We’re in football season right now, so I’ll use a sports analogy. Your favorite team makes its money on the field during game day. But where does the success really come from? How would you feel if you found out that your favorite team doesn’t practice during the week because they are extremely confident that they can perform when necessary? You wouldn’t be thrilled and you’d probably expect them to play poorly against a competitor who has been training relentlessly. This is why the best running backs train beyond what is expected of them during the off-season, i.e. Adrian Peterson or Matt Forte.
Most professions (like accountants, financial planners, attorneys, and healthcare professionals) are mandated through steadfast certifications to continue their education in their related field. I’m sure you wouldn’t want to use an accountant who is not up-to-date with their understanding of current tax laws or a physician who hasn’t kept up with medical advances and technology. The same is true of your own business. However, I’d like to focus on one of the most important growth and survival aspects of your business; sales and marketing.

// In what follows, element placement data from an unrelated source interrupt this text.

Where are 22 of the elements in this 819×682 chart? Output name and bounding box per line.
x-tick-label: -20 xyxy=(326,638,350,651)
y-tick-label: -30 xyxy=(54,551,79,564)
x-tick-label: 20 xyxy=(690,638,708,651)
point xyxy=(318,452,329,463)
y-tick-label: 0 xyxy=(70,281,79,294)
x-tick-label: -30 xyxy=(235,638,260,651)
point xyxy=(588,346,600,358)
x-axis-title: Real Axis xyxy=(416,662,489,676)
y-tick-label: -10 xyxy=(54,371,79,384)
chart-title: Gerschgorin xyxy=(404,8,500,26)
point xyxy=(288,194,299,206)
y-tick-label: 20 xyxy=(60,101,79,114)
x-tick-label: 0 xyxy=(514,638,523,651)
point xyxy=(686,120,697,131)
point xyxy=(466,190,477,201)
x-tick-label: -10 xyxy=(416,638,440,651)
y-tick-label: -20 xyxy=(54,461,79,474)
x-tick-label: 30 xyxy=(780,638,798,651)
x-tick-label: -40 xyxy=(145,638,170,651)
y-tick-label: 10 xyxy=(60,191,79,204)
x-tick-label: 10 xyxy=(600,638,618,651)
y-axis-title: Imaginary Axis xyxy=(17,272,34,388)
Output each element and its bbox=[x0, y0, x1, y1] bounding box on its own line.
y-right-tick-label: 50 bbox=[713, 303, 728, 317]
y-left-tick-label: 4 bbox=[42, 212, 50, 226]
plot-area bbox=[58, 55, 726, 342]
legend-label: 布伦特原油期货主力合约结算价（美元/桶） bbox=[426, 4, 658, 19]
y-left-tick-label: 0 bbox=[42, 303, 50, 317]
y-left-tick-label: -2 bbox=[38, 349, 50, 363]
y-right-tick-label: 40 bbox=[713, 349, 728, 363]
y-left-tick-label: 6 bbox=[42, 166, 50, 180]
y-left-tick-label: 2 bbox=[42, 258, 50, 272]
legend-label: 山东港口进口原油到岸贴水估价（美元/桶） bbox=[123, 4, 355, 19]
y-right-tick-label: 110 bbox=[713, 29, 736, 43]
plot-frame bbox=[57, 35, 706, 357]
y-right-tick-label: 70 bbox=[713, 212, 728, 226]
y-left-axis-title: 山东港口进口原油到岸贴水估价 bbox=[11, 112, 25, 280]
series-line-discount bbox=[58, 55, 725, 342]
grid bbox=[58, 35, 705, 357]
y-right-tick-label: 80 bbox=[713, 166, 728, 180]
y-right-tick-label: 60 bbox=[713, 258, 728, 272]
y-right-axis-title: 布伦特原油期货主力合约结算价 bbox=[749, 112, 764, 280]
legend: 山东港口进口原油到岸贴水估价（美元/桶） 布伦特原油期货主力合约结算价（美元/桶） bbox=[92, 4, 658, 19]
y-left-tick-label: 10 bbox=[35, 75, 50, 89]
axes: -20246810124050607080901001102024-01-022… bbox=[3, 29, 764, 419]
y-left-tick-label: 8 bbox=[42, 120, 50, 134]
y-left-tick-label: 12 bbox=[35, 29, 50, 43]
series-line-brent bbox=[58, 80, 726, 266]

Many of our sales and marketing concepts work with great success for the vast majority of our clients, yet some have said they just didn’t work for them. When I’ve asked them how much time they have spent dedicating themselves or their staff to becoming masters of their new resources, they come clean with me saying they trained on it once. When you train on a skill, you have some improvement in that skill that is retained and some that drops off. The more you train, the more you can expect to increase in skill level.
The majority of small business owners don’t consistently focus on training and improving the various impact areas of their business, such as marketing activities, customer service, sales teams, or partner relations. When you spend just one hour per week training on a few areas of your business and only make a 1% improvement, it actually translates to significant long-term gains.